La démarche de Montréal montre la voie à suivre pour éviter les fatalités de la société de surveillance. Trop souvent, les débats publics au sujet des objets autonomes ou connectés sont dominés par les propos résignés sur la « société de surveillance », ce slogan qui tient lieu de cadre d’analyse pour penser la société de l’information. À l’instar d’autres démarches afin d’expliciter les balises dans lesquelles doivent se déployer les technologies de l’information dans la société hyperconnectée, la Charte des données numériques trace le cadre dans lequel doivent s’insérer les innovations et les dispositifs qui ne manqueront pas de s’inviter dans nos quartiers, dans nos rues et sur nos balcons. C’est un tonifiant rappel du fait que ce n’est pas aux citoyens de s’adapter aux « contraintes par défaut » des objets technologiques.
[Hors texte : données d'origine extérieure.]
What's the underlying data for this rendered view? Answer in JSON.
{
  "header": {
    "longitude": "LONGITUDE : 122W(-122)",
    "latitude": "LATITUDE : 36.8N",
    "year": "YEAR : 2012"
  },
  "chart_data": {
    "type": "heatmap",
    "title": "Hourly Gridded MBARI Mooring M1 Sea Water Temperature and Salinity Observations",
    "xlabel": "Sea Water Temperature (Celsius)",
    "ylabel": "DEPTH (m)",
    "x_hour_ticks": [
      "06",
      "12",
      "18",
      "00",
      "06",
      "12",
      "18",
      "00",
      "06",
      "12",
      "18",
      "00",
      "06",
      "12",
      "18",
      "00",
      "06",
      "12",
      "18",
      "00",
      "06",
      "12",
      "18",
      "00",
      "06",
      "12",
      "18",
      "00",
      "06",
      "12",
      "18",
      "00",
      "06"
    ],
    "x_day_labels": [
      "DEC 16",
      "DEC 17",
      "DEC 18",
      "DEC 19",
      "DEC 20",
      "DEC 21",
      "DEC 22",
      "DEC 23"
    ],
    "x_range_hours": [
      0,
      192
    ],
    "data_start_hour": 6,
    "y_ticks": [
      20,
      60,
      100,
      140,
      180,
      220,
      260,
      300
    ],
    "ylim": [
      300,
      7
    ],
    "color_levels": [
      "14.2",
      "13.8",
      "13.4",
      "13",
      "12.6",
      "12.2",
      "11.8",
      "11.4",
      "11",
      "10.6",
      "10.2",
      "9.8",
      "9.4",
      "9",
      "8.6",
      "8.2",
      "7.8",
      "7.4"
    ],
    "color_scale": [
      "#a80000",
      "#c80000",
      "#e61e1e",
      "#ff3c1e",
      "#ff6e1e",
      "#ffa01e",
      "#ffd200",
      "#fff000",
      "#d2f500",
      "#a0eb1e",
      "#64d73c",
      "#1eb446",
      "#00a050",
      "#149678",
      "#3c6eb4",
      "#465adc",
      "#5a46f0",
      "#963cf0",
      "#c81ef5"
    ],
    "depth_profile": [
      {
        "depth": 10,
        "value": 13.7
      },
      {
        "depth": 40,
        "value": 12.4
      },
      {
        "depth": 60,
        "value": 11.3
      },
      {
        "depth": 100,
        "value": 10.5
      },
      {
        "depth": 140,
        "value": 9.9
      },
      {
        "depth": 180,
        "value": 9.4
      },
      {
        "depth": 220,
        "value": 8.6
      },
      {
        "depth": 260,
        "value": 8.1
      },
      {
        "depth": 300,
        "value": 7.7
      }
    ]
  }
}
Il incombe plutôt à ceux qui envisagent de déployer des dispositifs connectés de les configurer afin qu’ils fonctionnent en pleine conformité avec les principes de la Charte.

Le respect de la dignité de tous vient en tête des principes de cette Charte. Les technologies permettant l’identification personnelle doivent respecter la vie privée des individus. La Charte montréalaise va même jusqu’à bannir les dispositifs de reconnaissance faciale. Dans la même veine, la gestion des données doit assurer l’équité et lutter contre les discriminations. Il importe de s’assurer que les usages des données au moyen de logiciels et de processus algorithmiques n’induisent pas d’exclusions ou de la stigmatisation à l’égard des populations vulnérables.

Les énoncés de la Charte portant sur la souveraineté numérique montrent les pistes à suivre pour les lois de la société connectée. On y affirme que la Ville doit assurer une maîtrise des données relatives à ses compétences territoriales ; les données de certains acteurs, publics ou privés, pourraient être déclarées d’intérêt territorial. Ces données devraient être partagées avec la Ville dans le respect des droits de toutes les parties prenantes. Reconnaissant la nécessité de laisser de la marge pour l’innovation, on affirme le droit de faire des expérimentations de manière encadrée pour des périodes limitées dans le temps et documentées de façon transparente. Les données procurent un potentiel d’une compréhension approfondie de ce qui se passe dans les univers urbains et les autres espaces d’interactions. Au lieu de les laisser à la merci des seuls intérêts commerciaux, les décideurs doivent s’assurer que leurs décisions respectent les principes et les limites énoncés dans la Charte des données numériques.

La Charte des données numériques se démarque des slogans qui tiennent souvent lieu de programme pour le développement de la « ville intelligente ». Elle affirme le caractère primordial des droits des citoyens dans le déploiement des technologies fondées sur l’exploitation des données que nous produisons tous. Il reste à espérer que ce ne sera pas un autre énoncé à caractère cosmétique. Il faudra avoir le courage de l’appliquer effectivement quand viendra le temps des décisions concrètes d’aménagement des espaces « intelligents » de la Ville.

2 commentaires
  • Pierre Robineault - Abonné 3 novembre 2020 11 h 07

    Bravo, monsieur Trudel !

    Une chronique d'une grande pertinence et de nécessaire lecture.

    Je crains hélas qu'un grand nombre d'adeptes du bidule hypnotique en main ne le liront pas, ce qui confirmerait l'importance de vos propos.

  • Sylvain Rivest - Abonné 3 novembre 2020 11 h 43

    Tout ce qui brille attirent les plus crédules

    Les villes comme Montréal ont toute la misère du monde à rejoindre les deux bouts dans l'entretien des infrastructures de base, les égouts, les rues, les viaducs... L'entretient de l'informatique est déjà entrain de cannibaliser les budgets d'où les trous béant de sécurité dans les réseaux informatiques. Mais on leur a fait miroiter une solution, clef en main, de sécurité! Dans le monde des nouvelles technologies, il faut savoir qu'on vous lance un appât sur une hameçon et on ne vous lâche pas. Cette technologie est déjà désuète avant même la livraison. C'est comme tous ces panneaux numériques qu'on voit pousser un peu partout. De un, ce sont des technologies polluantes en fabrication, elle coûtent cher, et n'est pas durable. Mais la mairesse tombe dans le panneau et est attirée par ces miroirs aux alouettes. Et là, on parle pas d'éthique!!!